I turned and looked at her as I opened the door to the conference room.
“Showtime,” I whispered.
Myron had moved to a chair next to Emily on one side of the table. Rachel and I sat across from them.
“This is Rachel Walling,” I said. “Rachel, this is Myron Levin and Emily Atwater. So let’s start with what happened this morning.”
I proceeded to tell them how I had stumbled across the connection between William Orton and Marshall Hammond, and how we had gone to Hammond’s home and found him hanging from the crossbeam in his garage lab.
“And it’s a suicide?” Myron asked.
“Well, it was pretty clear the police think that,” I said. “But Rachel thinks otherwise.”
“His neck was broken,” Rachel said. “But I estimated that his drop was no more than a foot. He was not a large or heavy man. I don’t think that kind of drop breaks the neck, and since that is the recurring circumstance in the cases you’re looking at here, I would term the death suspicious at the very least.”
“Did you share this with the police when they said it was suicide?” Myron asked.
“No,” I said. “They weren’t interested in what we thought.”
I looked at Rachel. I wanted to move on from the details of the death. She got the message.
“His broken neck is not the only reason to be suspicious,” she said.

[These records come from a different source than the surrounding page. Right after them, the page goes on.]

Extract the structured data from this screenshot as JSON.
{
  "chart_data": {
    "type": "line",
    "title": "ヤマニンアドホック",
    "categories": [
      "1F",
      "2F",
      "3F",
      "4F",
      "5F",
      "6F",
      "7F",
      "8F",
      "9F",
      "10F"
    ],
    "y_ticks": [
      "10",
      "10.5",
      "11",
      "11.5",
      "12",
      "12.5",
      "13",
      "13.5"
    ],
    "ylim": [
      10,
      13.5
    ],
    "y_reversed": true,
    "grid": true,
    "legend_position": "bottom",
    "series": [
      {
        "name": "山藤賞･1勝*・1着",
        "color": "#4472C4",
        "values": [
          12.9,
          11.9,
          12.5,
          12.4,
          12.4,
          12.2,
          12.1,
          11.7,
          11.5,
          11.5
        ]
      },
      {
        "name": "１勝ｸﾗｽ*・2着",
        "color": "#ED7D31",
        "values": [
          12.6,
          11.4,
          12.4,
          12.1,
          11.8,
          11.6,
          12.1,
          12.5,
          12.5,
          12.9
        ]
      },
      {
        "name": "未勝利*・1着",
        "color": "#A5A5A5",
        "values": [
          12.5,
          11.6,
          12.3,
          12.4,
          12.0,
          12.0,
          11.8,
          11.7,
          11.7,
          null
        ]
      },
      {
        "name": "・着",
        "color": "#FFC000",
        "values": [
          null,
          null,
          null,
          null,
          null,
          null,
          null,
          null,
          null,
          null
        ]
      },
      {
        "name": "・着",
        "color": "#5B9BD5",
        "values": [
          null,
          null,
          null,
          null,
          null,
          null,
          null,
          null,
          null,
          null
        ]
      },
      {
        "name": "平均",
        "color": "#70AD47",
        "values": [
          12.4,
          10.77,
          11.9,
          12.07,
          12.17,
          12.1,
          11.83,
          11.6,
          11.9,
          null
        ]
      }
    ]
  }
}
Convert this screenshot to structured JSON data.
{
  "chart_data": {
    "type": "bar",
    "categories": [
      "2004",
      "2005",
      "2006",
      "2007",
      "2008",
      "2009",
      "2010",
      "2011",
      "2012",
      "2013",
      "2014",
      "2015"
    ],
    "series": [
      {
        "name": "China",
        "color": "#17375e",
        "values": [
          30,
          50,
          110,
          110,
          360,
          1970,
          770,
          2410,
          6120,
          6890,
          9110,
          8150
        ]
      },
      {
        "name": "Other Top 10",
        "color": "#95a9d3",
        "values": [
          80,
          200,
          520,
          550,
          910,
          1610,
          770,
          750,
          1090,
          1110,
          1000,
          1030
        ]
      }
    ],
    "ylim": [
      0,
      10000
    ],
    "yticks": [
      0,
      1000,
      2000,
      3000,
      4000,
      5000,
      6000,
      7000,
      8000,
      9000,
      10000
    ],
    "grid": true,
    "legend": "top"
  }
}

“What else is there?” Myron asked.
“Documents recovered from the lab reveal—”
“‘Recovered’? What exactly does that mean?”
“I believe the killer spent time in Hammond’s lab either before or after he killed him. He hacked the desktop that contained records of much of the lab’s work. He printed out the records. But the printer memory kept the last fifty-three pages he printed. I printed those pages and that’s what I’ve been studying. We now have a good amount of documentation from the lab.”
“You stole it?”
“I took it. If that was stealing, then I would argue that I stole it from the killer. He was the one who printed it.”
“Yeah, but you don’t know for sure that that’s what happened. You can’t do that.”
I knew going into the meeting that this would be the place where ethical questions clashed with potentially the best and most important story of my career.
“Myron, you need to know what we’ve been able to learn from the printout,” I said.
“No, I don’t,” Myron said. “I can’t let my reporters steal documents, no matter how important they are to the story.”
“Your reporter didn’t steal them,” I said. “I got them from a source. Her.”
I pointed to Rachel.
“That doesn’t work,” Myron said.
“It worked for the New York Times when they published the Pentagon Papers,” I said. “They were stolen documents given to the Times by a source.”